Por Bernardo Moraes Chacur
Todas as histórias antigas, como disse uma das nossas belas mentes, são apenas fábulas convencionadas; e para os modernos, um caos que não pode ser desvendado.
Voltaire, Jeannot et Colin
Na historiografia tradicional, o surgimento do capitalismo é representado como um progresso natural, a vitória do pragmatismo econômico sobre o feudalismo e as trevas. Nessas narrativas, a miséria e a pilha de mortos acumuladas durante a transição costumam ser retratadas como incidentes lamentáveis, mas periféricos, da grande marcha evolutiva. Essa versão oficial é contestada em Calibã e a Bruxa, de Sílvia Federici, que identifica a violência e a expropriação como elementos indispensáveis para o estabelecimento da nova ordem. A conquista da América e o tráfico negreiro foram, afinal, os grandes financiadores da revolução industrial, que exigiu por sua vez uma força de trabalho empobrecida e disciplinada pela repressão às revoltas camponesas, pela perseguição aos hereges, por um novo sistema de criminalização e pelo cerceamento à liberdade feminina. Sangue e sofrimento permearam cada etapa do processo.

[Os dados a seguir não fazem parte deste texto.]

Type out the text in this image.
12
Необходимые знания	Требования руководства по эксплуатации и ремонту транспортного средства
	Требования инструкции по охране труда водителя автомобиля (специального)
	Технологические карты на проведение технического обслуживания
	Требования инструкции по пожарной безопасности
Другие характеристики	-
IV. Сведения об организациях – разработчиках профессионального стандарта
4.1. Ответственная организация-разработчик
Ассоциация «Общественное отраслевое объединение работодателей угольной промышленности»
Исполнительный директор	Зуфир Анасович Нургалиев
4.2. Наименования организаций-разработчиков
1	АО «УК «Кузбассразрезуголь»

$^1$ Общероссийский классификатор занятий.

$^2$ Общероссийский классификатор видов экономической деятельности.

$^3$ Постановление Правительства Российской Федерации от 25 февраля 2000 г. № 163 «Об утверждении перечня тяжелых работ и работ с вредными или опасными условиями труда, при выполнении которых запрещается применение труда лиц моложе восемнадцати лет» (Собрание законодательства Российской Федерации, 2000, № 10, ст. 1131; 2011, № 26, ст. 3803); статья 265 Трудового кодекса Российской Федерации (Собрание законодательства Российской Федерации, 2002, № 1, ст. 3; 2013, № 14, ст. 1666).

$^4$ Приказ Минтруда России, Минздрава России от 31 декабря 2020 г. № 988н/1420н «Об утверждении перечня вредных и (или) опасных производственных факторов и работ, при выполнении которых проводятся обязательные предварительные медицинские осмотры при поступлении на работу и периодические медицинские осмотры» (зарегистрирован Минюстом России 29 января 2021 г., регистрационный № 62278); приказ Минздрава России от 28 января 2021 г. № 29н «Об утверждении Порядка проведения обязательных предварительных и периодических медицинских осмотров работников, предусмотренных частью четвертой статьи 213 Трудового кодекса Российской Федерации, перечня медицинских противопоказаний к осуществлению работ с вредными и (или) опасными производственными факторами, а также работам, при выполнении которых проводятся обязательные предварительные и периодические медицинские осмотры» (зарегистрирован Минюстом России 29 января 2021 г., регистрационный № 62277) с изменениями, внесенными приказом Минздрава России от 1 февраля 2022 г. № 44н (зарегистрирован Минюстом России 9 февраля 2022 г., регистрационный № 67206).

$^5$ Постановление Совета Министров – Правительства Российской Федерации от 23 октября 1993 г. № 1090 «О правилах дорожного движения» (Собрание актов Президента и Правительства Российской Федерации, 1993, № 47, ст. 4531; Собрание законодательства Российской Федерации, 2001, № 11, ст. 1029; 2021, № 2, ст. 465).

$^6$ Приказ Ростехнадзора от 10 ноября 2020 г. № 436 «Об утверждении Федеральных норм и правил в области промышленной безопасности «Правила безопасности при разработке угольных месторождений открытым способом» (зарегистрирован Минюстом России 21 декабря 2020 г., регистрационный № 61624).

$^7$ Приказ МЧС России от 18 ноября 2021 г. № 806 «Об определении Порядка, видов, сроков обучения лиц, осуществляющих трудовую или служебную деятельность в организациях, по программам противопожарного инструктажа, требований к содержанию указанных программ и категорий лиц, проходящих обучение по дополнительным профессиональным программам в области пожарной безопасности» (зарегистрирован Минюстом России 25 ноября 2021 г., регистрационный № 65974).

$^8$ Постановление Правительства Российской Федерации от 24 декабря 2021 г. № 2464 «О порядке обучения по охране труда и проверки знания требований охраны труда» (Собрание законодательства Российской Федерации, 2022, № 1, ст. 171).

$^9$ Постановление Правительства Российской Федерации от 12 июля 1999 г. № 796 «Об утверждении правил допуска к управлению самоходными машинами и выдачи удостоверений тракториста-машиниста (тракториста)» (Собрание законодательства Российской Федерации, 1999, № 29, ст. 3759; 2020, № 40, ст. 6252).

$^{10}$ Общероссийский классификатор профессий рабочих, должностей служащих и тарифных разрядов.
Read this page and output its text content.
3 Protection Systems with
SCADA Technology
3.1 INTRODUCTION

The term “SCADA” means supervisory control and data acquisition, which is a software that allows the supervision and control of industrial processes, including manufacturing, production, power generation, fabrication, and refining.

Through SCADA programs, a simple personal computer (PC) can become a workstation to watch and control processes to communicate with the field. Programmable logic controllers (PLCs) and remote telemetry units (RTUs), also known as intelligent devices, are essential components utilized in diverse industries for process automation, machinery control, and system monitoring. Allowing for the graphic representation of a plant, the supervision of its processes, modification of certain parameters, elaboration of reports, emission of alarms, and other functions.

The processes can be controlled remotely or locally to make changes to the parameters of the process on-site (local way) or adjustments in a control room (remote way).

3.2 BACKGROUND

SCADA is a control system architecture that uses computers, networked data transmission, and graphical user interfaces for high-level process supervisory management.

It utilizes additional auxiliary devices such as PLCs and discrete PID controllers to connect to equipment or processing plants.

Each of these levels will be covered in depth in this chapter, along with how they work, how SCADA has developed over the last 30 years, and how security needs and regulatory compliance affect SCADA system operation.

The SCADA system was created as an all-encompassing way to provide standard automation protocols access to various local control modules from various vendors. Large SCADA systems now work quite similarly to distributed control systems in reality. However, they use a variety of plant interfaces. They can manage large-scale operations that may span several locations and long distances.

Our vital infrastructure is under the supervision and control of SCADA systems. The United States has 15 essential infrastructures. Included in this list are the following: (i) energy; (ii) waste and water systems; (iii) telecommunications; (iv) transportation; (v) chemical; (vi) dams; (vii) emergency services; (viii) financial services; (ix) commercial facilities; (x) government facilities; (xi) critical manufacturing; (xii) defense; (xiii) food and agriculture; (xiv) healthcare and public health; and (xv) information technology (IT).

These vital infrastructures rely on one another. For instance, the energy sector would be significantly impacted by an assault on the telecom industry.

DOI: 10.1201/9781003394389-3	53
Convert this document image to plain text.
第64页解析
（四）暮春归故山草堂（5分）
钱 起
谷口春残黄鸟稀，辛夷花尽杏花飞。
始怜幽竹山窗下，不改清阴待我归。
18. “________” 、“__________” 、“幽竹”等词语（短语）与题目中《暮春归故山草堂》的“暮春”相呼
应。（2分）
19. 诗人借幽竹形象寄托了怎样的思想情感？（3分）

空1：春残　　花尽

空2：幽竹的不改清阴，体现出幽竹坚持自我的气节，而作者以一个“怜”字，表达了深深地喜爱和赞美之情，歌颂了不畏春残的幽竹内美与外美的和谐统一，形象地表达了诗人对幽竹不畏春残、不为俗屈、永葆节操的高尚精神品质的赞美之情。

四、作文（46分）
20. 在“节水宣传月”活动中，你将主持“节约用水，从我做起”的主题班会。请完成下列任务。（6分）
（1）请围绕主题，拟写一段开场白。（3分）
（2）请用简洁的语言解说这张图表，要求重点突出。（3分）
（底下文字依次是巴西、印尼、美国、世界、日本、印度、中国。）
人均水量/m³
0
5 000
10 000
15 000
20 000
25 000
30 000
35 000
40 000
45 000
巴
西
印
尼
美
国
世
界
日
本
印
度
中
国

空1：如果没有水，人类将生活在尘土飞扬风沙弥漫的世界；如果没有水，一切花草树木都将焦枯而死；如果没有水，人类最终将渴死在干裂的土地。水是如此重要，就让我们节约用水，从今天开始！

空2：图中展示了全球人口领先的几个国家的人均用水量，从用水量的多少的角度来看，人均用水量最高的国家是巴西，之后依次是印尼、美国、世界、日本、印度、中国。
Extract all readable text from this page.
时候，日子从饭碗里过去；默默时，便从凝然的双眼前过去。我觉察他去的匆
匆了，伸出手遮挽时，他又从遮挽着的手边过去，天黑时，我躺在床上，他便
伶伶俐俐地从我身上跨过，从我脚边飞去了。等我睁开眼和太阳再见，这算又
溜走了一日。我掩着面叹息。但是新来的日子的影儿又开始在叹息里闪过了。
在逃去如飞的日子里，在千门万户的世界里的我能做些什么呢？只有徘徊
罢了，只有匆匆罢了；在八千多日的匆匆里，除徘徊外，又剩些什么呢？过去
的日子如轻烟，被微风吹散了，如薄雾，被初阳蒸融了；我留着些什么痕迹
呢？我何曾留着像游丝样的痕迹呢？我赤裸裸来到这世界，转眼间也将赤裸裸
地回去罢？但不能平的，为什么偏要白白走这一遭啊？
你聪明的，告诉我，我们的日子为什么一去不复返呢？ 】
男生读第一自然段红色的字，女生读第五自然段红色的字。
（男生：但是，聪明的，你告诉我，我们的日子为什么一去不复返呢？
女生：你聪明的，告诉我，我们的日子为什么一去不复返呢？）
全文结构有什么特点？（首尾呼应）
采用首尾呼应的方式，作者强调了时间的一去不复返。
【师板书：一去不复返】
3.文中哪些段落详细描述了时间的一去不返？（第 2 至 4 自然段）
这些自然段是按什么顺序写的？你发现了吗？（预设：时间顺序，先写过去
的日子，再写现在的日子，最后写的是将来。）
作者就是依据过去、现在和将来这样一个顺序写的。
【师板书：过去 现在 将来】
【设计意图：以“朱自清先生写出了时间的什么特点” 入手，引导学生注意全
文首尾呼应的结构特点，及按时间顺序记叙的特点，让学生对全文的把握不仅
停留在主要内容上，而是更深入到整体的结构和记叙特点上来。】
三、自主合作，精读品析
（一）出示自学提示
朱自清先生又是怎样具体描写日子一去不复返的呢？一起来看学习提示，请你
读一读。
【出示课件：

Mas na obra, Federici não se limita em perfilar uma longa sequência de injustiças, dedicando igual atenção ao extenso histórico de revoltas que marcou o fim da era feudal. Para a autora,
O capitalismo foi uma resposta dos senhores feudais, dos mercadores patrícios, dos bispos e dos papas a um conflito social centenário que chegou a fazer tremer seu poder e que realmente produziu “uma grande sacudida mundial”. O capitalismo foi a contrarrevolução que destruiu as possibilidades que haviam emergido da luta antifeudal — possibilidades que, se tivessem sido realizadas, teriam evitado a imensa destruição de vidas e de espaço natural que marcou o avanço das relações capitalistas no mundo.[1]
A transição pacífica rumo ao capitalismo é, portanto, uma fábula convencionada, omitindo a intensidade e potencial subversivo dessa grande sacudida. Essa mesma omissão foi perpetuada pelo cinema, um dos grandes vetores do nosso imaginário histórico. Há, certamente, filmes sobre a luta contra a tirania ambientados no mesmo período abrangido por Federici. Essas histórias costumam assumir, contudo, tons vagos e moderados, esquivando-se de aproximações desconfortáveis entre os carrascos de então e seus herdeiros contemporâneos. Basta lembrar que o protagonista preferencial desse tipo de enredo é o nobre renegado que enfrenta os usurpadores da autoridade legítima: nessas tramas, o problema da ordem constituída é sempre seu desvirtuamento, nunca sua fundamentação. Enquanto consumimos revisões periódicas do mito de Robin Hood, histórias como a Rebelião de Kett (encabeçada por um servo) ou a insurgência de “37 mulheres, lideradas por uma tal Capitã Dorothy”[2] (ambas contra os cercamentos na Inglaterra), seguem na obscuridade, a exemplo de dezenas de outros casos elencados ao longo de Calibã e a Bruxa.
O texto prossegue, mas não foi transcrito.